In the context of transaction due diligence, consider whether the document can be redacted such that it no longer contains PHI, but is still responsive to the diligence request. For example, if a buyer is interested in understanding the seller’s claims distribution across different procedures, perhaps the information can be communicated without patient-identifying information. If so, the document should be redacted until all but the minimum necessary amount of PHI has been removed.
3. Who will see it? (Limit the Access)
An important component of the Minimum Necessary standard—and thus the transaction diligence exception—is identifying the person(s) involved who need PHI access and what type of PHI they need access to, and then making reasonable efforts to limit the access to those individuals.
In the context of transaction due diligence, parties should give thought to who on each side actually needs access to the PHI being disclosed.
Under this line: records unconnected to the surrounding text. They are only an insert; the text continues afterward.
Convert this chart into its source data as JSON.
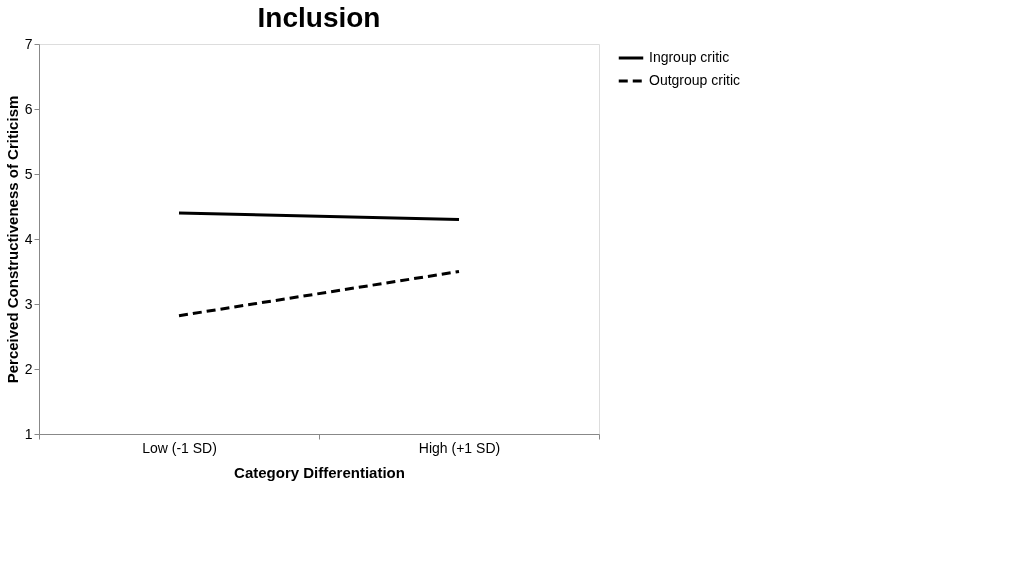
{
  "chart_data": {
    "type": "line",
    "title": "Inclusion",
    "xlabel": "Category Differentiation",
    "ylabel": "Perceived Constructiveness of Criticism",
    "categories": [
      "Low (-1 SD)",
      "High (+1 SD)"
    ],
    "series": [
      {
        "name": "Ingroup critic",
        "color": "#000000",
        "line_style": "solid",
        "values": [
          4.4,
          4.3
        ]
      },
      {
        "name": "Outgroup critic",
        "color": "#000000",
        "line_style": "dashed",
        "values": [
          2.82,
          3.5
        ]
      }
    ],
    "ylim": [
      1,
      7
    ],
    "yticks": [
      1,
      2,
      3,
      4,
      5,
      6,
      7
    ],
    "grid": false,
    "legend": "right",
    "marker": "none"
  }
}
Consider whether posting to the general data room is appropriate, or whether a more limited-access method of sharing should be established. Remember that these access controls should also be developed for the internal team within the disclosing covered entity.
4. Are you my business associate? (Getting the Appropriate Agreements in Place)
The transaction diligence exception on its face addresses sharing of information between covered entities (or a soon-to-be covered entity), which necessarily means sharing among members of the entities’ workforces. However, transactions are infrequently conducted in a vacuum involving only internal players. Instead, third party advisors and vendors—for example, attorneys, investment bankers, accountants, lenders, brokers, data room providers—are often involved in the process. Whenever third parties become involved—and especially if there is the chance that they may have access to PHI—it is imperative to consider whether a Business Associate Agreement (“BAA”) is required. At times in the context of the transaction, it may be useful and appropriate for one (or all) of these third parties to have access to documents that contain PHI. If so, a BAA should be signed prior to sharing any PHI. Standard transaction confidentiality agreements are not adequate for this purpose.
In the context of health care transactions, pertinent diligence information may contain PHI—for example, documentation of a breach response, overview of claims information, compliance reports. While HIPAA starts with a baseline prohibition on the use or disclosure of PHI by covered entities and business associates, there are exceptions. One such exception permits the disclosure of PHI in transaction due diligence (within certain limits and under certain restrictions). Thus, while covered entities should be careful and deliberate in the information they disclose in the course of due diligence, they need not feel unduly confined. With careful analysis and the implementation of appropriate safeguards and procedures, relevant PHI can be shared in furtherance of the transaction.